Had his gift of the gods deserted him? Better death than life without his gift! Without it the very ground under his feet seemed uncertain and unsafe!
Then he fell. Driven to the wall, as it seemed to him, he took the only road he saw that led, or seemed to lead, to deliverance. He yielded his will to the voice of the tempter, he tasted the freedom, the exhilaration, the wild joy that his imagination had pictured—drank deep of it!
And then he paid the price he had known all along he would have to pay, though in the hour of his severest temptation the knowledge had not had power to make him strong. Neither, in that hour, had he been able to foresee how hard the price would be. That shadowy, yet very real other self, his avenging conscience, in whose approval he had so long happily rested, arose in its wrath and rebuked him as he had never been rebuked before. It scourged him.
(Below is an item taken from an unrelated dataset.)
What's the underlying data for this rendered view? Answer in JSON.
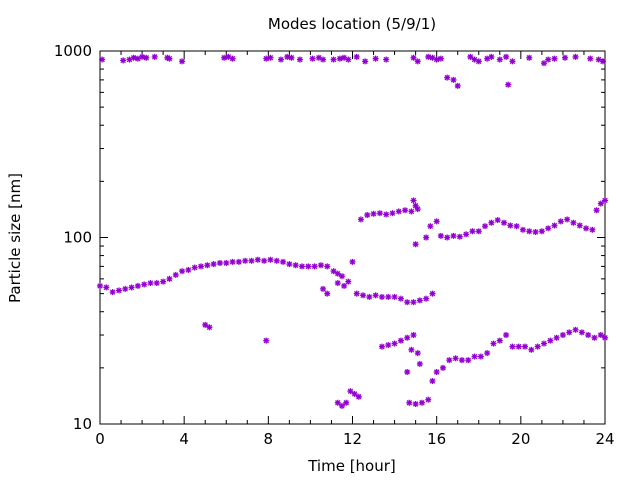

It held up before him his bright prospects, his lately acquired and enviable social position, assuring him as it held them up, of their insecurity. It pointed with warning finger to the end of the rainbow and the road leading to it seemed to have suddenly grown ten times longer and rougher than before.
Finally it held up the images of his two good angels, “Muddie,” with her heart of oak, and her tender, sorrow-stricken face, and Virginia, whose soft eyes were a heaven of trustful love—whose beauty, whose purity and innocence, the stored sweets of whose nature were for him alone, and to whom he was as faultless, as supreme as the sun in heaven.
It was too much. The dejection into which his “blue devils” had cast him was as nothing to the remorse that overwhelmed him now. On his knees before Heaven he confessed that his last estate was worse than his first, and cried aloud for forgiveness for the past and strength for the future.
In this mood he sat down to write to Mr. Kennedy (who had been absent upon a summer vacation when he left Baltimore) a letter of acknowledgment for his benefactions—for whatever The Dreamer was, it is very certain that he was not ungrateful.